Published online Sep 28, 2013. doi: 10.4329/wjr.v5.i9.334
Revised: July 17, 2013
Accepted: August 4, 2013
Published online: September 28, 2013
Processing time: 154 Days and 7.8 Hours
AIM: To retrospectively and prospectively compare diffusion-weighted (DW) images in the abdomen in a 1.5T system and 3.0T systems with and without two-channel functionality for B1 shimming.
METHODS: DW images of the abdomen were obtained on 1.5T and 3.0T (with and without two-channel functionality for B1 shimming) scanners on 150 patients (retrospective study population) and 10 volunteers (prospective study population). Eight regions were selected for clinical significance or artifact susceptibility (at higher field strengths). Objective grading quantified signal-to-noise ratio (SNR), and subjective evaluation qualified image quality, ghosting artifacts, and diagnostic value. Statistical significance was calculated using χ2 tests (categorical variables) and independent two-sided t tests or Mann-Whitney U tests (continuous variables).
RESULTS: The 3.0T using dual-source parallel transmit (dpTX 3.0T) provided the significantly highest SNRs in nearly all regions. In regions susceptible to artifacts at higher field strengths (left lobe of liver, head of pancreas), the SNR was better or similar to the 1.5T system. Subjectively, both dpTX 3.0T and 1.5T systems provided higher image quality, diagnostic value, and less ghosting artifact (P < 0.01, most values) compared to the 3.0T system without dual-source parallel transmit (non-dpTX 3.0T).
CONCLUSION: The dpTX 3.0T scanner provided the highest SNR. Its image quality, lack of ghosting, and diagnostic value were equal to or outperformed most currently used systems.
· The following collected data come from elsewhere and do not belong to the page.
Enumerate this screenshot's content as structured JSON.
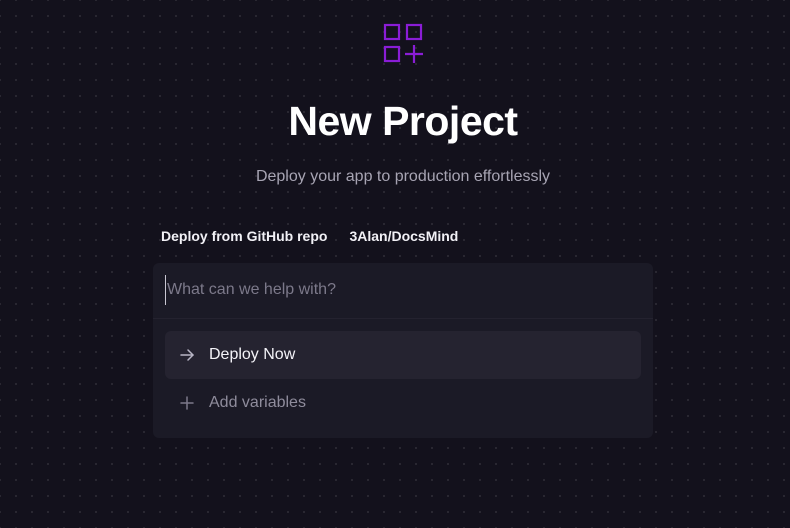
{
  "header": {
    "logo_icon": "grid-plus-icon",
    "title": "New Project",
    "subtitle": "Deploy your app to production effortlessly"
  },
  "source": {
    "label": "Deploy from GitHub repo",
    "repo": "3Alan/DocsMind"
  },
  "prompt": {
    "placeholder": "What can we help with?",
    "value": ""
  },
  "options": [
    {
      "label": "Deploy Now",
      "icon": "arrow-right-icon",
      "highlighted": true
    },
    {
      "label": "Add variables",
      "icon": "plus-icon",
      "highlighted": false
    }
  ],
  "colors": {
    "background": "#13111c",
    "card": "#1b1a26",
    "highlight": "#252330",
    "accent": "#8a1dd6"
  }
}
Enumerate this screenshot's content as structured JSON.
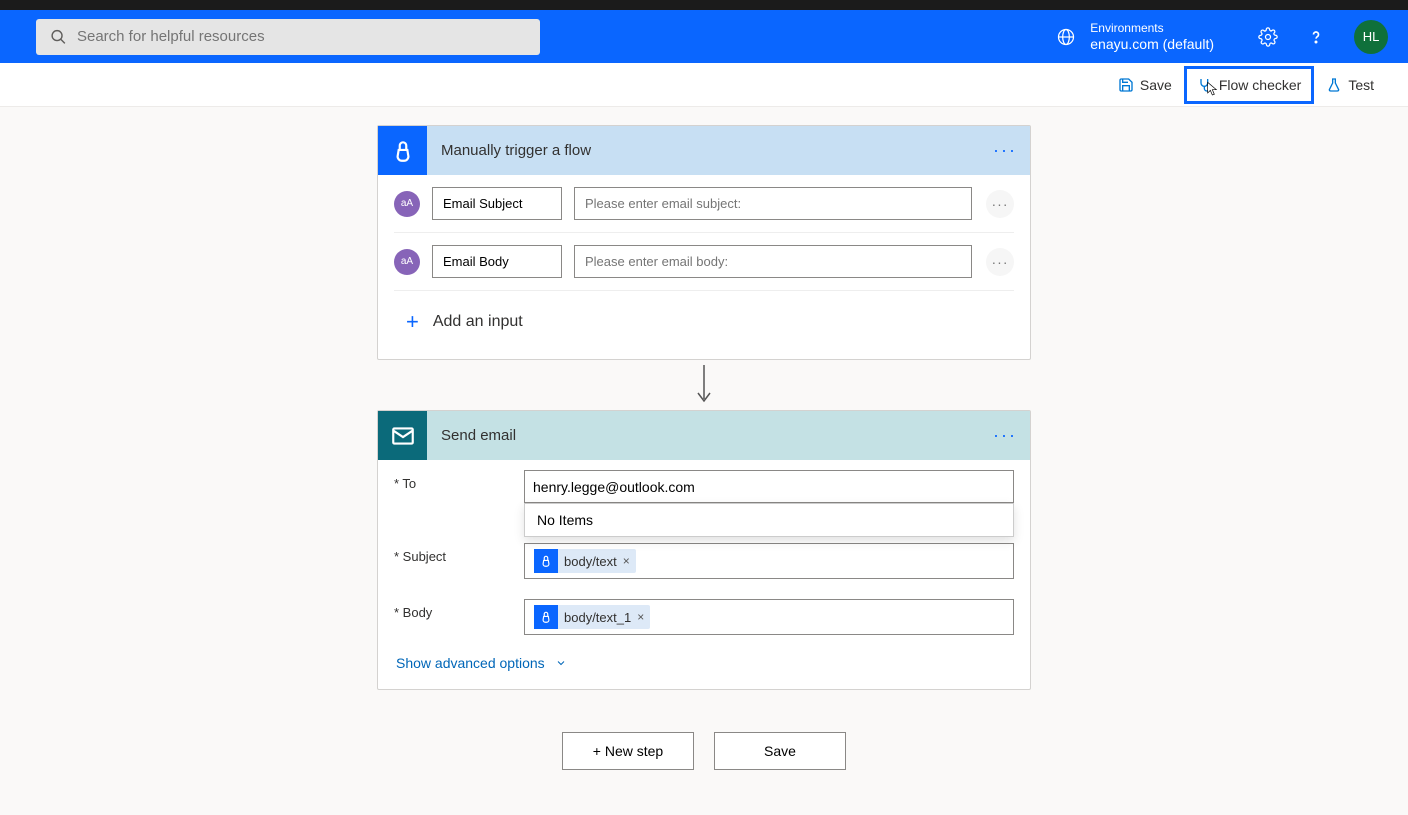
{
  "header": {
    "search_placeholder": "Search for helpful resources",
    "env_label": "Environments",
    "env_name": "enayu.com (default)",
    "avatar": "HL"
  },
  "toolbar": {
    "save": "Save",
    "flow_checker": "Flow checker",
    "test": "Test"
  },
  "trigger": {
    "title": "Manually trigger a flow",
    "inputs": [
      {
        "label": "Email Subject",
        "placeholder": "Please enter email subject:"
      },
      {
        "label": "Email Body",
        "placeholder": "Please enter email body:"
      }
    ],
    "add_input": "Add an input"
  },
  "action": {
    "title": "Send email",
    "to_label": "* To",
    "to_value": "henry.legge@outlook.com",
    "suggest_text": "No Items",
    "subject_label": "* Subject",
    "subject_token": "body/text",
    "body_label": "* Body",
    "body_token": "body/text_1",
    "advanced": "Show advanced options"
  },
  "footer": {
    "new_step": "+ New step",
    "save": "Save"
  },
  "param_badge": "aA"
}
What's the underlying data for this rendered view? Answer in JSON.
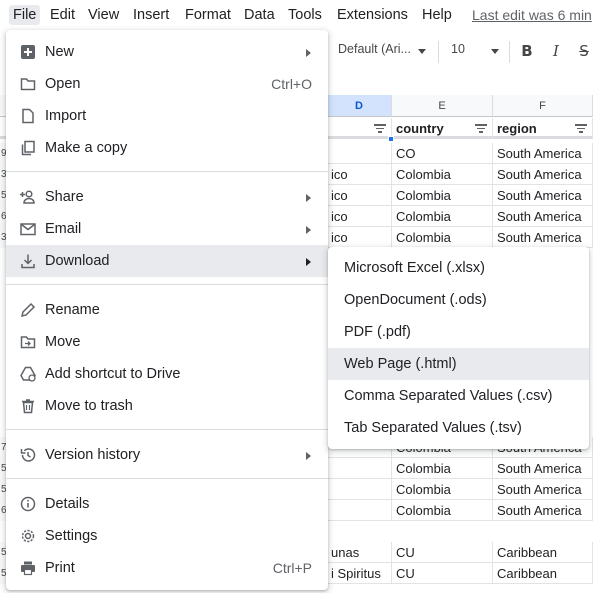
{
  "menubar": {
    "items": [
      "File",
      "Edit",
      "View",
      "Insert",
      "Format",
      "Data",
      "Tools",
      "Extensions",
      "Help"
    ],
    "active": "File",
    "last_edit": "Last edit was 6 min"
  },
  "toolbar": {
    "font": "Default (Ari...",
    "font_size": "10",
    "bold": "B",
    "italic": "I",
    "strike": "S"
  },
  "sheet": {
    "columns": [
      "D",
      "E",
      "F"
    ],
    "selected_column": "D",
    "header_row": {
      "d": "",
      "country": "country",
      "region": "region"
    },
    "rows": [
      {
        "num": "9",
        "d": "",
        "country": "CO",
        "region": "South America"
      },
      {
        "num": "3",
        "d": "ico",
        "country": "Colombia",
        "region": "South America"
      },
      {
        "num": "5",
        "d": "ico",
        "country": "Colombia",
        "region": "South America"
      },
      {
        "num": "6",
        "d": "ico",
        "country": "Colombia",
        "region": "South America"
      },
      {
        "num": "3",
        "d": "ico",
        "country": "Colombia",
        "region": "South America"
      },
      {
        "num": "7",
        "d": "",
        "country": "Colombia",
        "region": "South America"
      },
      {
        "num": "5",
        "d": "",
        "country": "Colombia",
        "region": "South America"
      },
      {
        "num": "5",
        "d": "",
        "country": "Colombia",
        "region": "South America"
      },
      {
        "num": "6",
        "d": "",
        "country": "Colombia",
        "region": "South America"
      },
      {
        "num": "5",
        "d": "unas",
        "country": "CU",
        "region": "Caribbean"
      },
      {
        "num": "5",
        "d": "i Spiritus",
        "country": "CU",
        "region": "Caribbean"
      }
    ]
  },
  "file_menu": {
    "items": [
      {
        "label": "New",
        "icon": "plus-square-icon",
        "submenu": true
      },
      {
        "label": "Open",
        "icon": "folder-icon",
        "shortcut": "Ctrl+O"
      },
      {
        "label": "Import",
        "icon": "file-icon"
      },
      {
        "label": "Make a copy",
        "icon": "copy-icon"
      },
      {
        "label": "Share",
        "icon": "person-add-icon",
        "submenu": true
      },
      {
        "label": "Email",
        "icon": "mail-icon",
        "submenu": true
      },
      {
        "label": "Download",
        "icon": "download-icon",
        "submenu": true,
        "hover": true
      },
      {
        "label": "Rename",
        "icon": "pencil-icon"
      },
      {
        "label": "Move",
        "icon": "move-folder-icon"
      },
      {
        "label": "Add shortcut to Drive",
        "icon": "drive-shortcut-icon"
      },
      {
        "label": "Move to trash",
        "icon": "trash-icon"
      },
      {
        "label": "Version history",
        "icon": "history-icon",
        "submenu": true
      },
      {
        "label": "Details",
        "icon": "info-icon"
      },
      {
        "label": "Settings",
        "icon": "gear-icon"
      },
      {
        "label": "Print",
        "icon": "printer-icon",
        "shortcut": "Ctrl+P"
      }
    ]
  },
  "download_submenu": {
    "items": [
      {
        "label": "Microsoft Excel (.xlsx)"
      },
      {
        "label": "OpenDocument (.ods)"
      },
      {
        "label": "PDF (.pdf)"
      },
      {
        "label": "Web Page (.html)",
        "hover": true
      },
      {
        "label": "Comma Separated Values (.csv)"
      },
      {
        "label": "Tab Separated Values (.tsv)"
      }
    ]
  },
  "colors": {
    "hover_bg": "#e8eaed",
    "selected_col_bg": "#d3e3fd",
    "accent": "#1a73e8"
  }
}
Core tip: With the popularity of 3.0T imaging systems, radiologists have commonly found limitations in abdominal imaging with diffusion-weighted imaging (DWI) secondary to B1 in homogeneity artifacts at these higher magnet strengths. Because artifacts disturb diagnostic value of abdominal DWI, 1.5T systems have been mainly used for this particular purpose. However, newer techniques involving 3.0T using dual-source parallel radiofrequency (RF) excitation with parallel transmission and independent RF shimming have recently been developed which may succeed in addressing such limitations. Our study illustrates both the objective and subjective utility in the abdominal distribution while imaging under a 3.0T system which incorporates dual-source RF excitation.